What You Can Do Today
Four things, in order of effort
- 30 seconds: Before your next AI conversation, write down (even mentally, or spoken out loud using the voice transcribe tool) what you actually want. The specific outcome, the audience, what "good" looks like. That clarity is the real prompt. Always has been.
- 30 minutes: Set up a custom instruction in your AI tool of choice that captures your role, your preferences, and your standards for your most common tasks. This is Layer 2 in miniature. You're building your first piece of context infrastructure, even if it's just a paragraph.
- A weekend project: Turn that custom instruction into an actual Skill. A Skill is just a folder with a SKILL.md file: some YAML frontmatter (a small block of metadata that tells the AI when to use the Skill) and markdown instructions underneath. That's it. You don't need to be an engineer. If you can write a clear set of instructions for a colleague, you can write a Skill.
- Start with the task you repeat most often. Write down what you always have to re-explain to the AI. Add a Gotchas section with the mistakes it keeps making. Congratulations: you just externalized your metacognition into a reusable system. That's the whole game.
- Personal Skills stored in your user folder are available across every project you work on. Build it once for the task you repeat most, and it follows you everywhere. Project-level Skills can live in a shared folder so your whole team gets them automatically.
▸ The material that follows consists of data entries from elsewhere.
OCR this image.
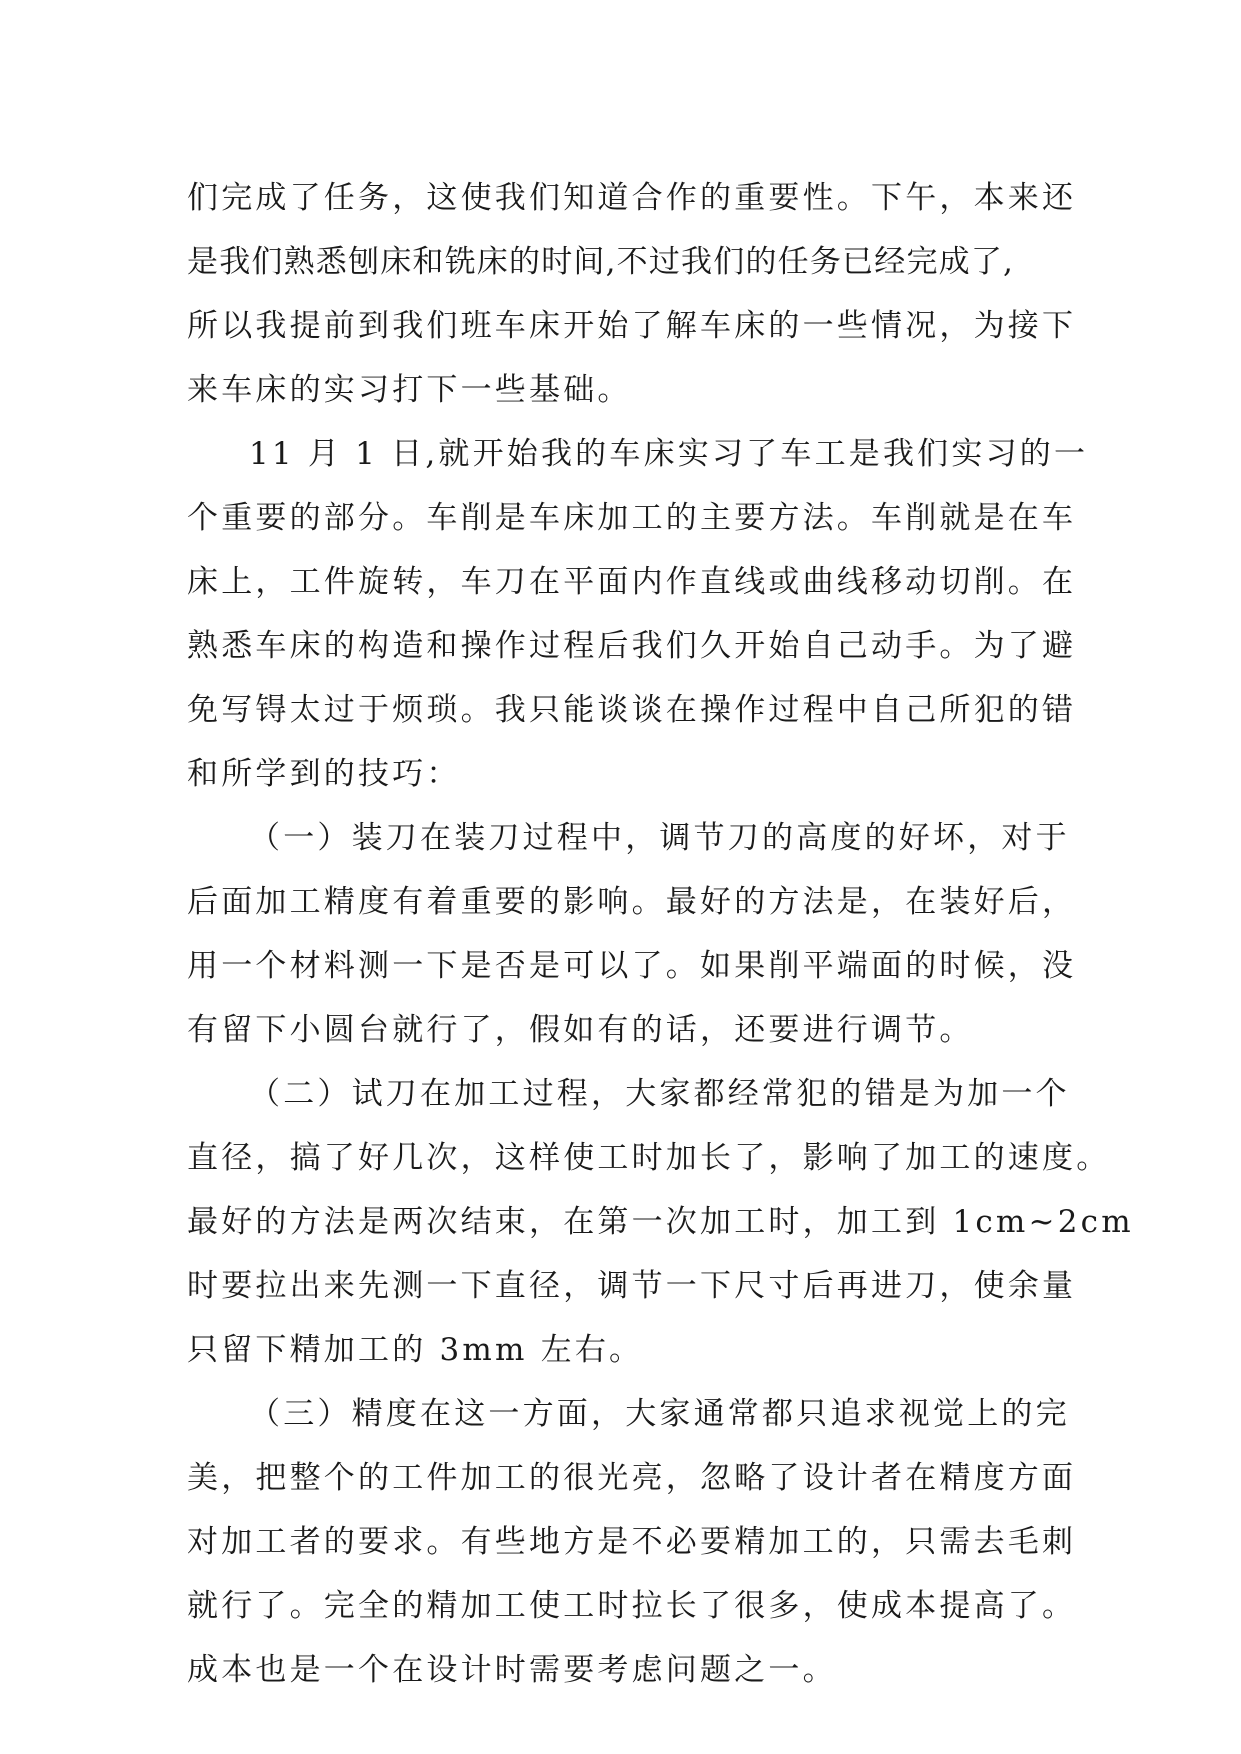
们完成了任务，这使我们知道合作的重要性。下午，本来还
是我们熟悉刨床和铣床的时间,不过我们的任务已经完成了,
所以我提前到我们班车床开始了解车床的一些情况，为接下
来车床的实习打下一些基础。
11 月 1 日,就开始我的车床实习了车工是我们实习的一
个重要的部分。车削是车床加工的主要方法。车削就是在车
床上，工件旋转，车刀在平面内作直线或曲线移动切削。在
熟悉车床的构造和操作过程后我们久开始自己动手。为了避
免写锝太过于烦琐。我只能谈谈在操作过程中自己所犯的错
和所学到的技巧：
（一）装刀在装刀过程中，调节刀的高度的好坏，对于
后面加工精度有着重要的影响。最好的方法是，在装好后，
用一个材料测一下是否是可以了。如果削平端面的时候，没
有留下小圆台就行了，假如有的话，还要进行调节。
（二）试刀在加工过程，大家都经常犯的错是为加一个
直径，搞了好几次，这样使工时加长了，影响了加工的速度。
最好的方法是两次结束，在第一次加工时，加工到 1cm~2cm
时要拉出来先测一下直径，调节一下尺寸后再进刀，使余量
只留下精加工的 3mm 左右。
（三）精度在这一方面，大家通常都只追求视觉上的完
美，把整个的工件加工的很光亮，忽略了设计者在精度方面
对加工者的要求。有些地方是不必要精加工的，只需去毛刺
就行了。完全的精加工使工时拉长了很多，使成本提高了。
成本也是一个在设计时需要考虑问题之一。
- As mentioned earlier, Anthropic just launched a free course on Agent Skills that walks you through building them from scratch, and their public Skills repo on GitHub has templates and examples ranging from document processing to creative design to enterprise workflows. Browse those to steal structures (Principle #7: copy well, not blindly), then make your own.
- Ongoing: Practice the follow-up. The first output is almost never the final product. Learn to evaluate: what's right, what's off, what specific change would fix it. "Make it better" goes nowhere. "The opening is too abstract; start with the specific example from paragraph three" gets you exactly what you need. This is the taste muscle. It strengthens every time you use it. And when you notice yourself giving the same feedback repeatedly? Write it down in your Skill's Gotchas section. The back-and-forth becomes the Skill (with a capital S).
The best AI skill is knowing yourself well enough to collaborate with a tool that amplifies whatever you bring to it. Bring clear thinking, get clear output. The AI is a mirror. Metacognition is learning to see what it reflects.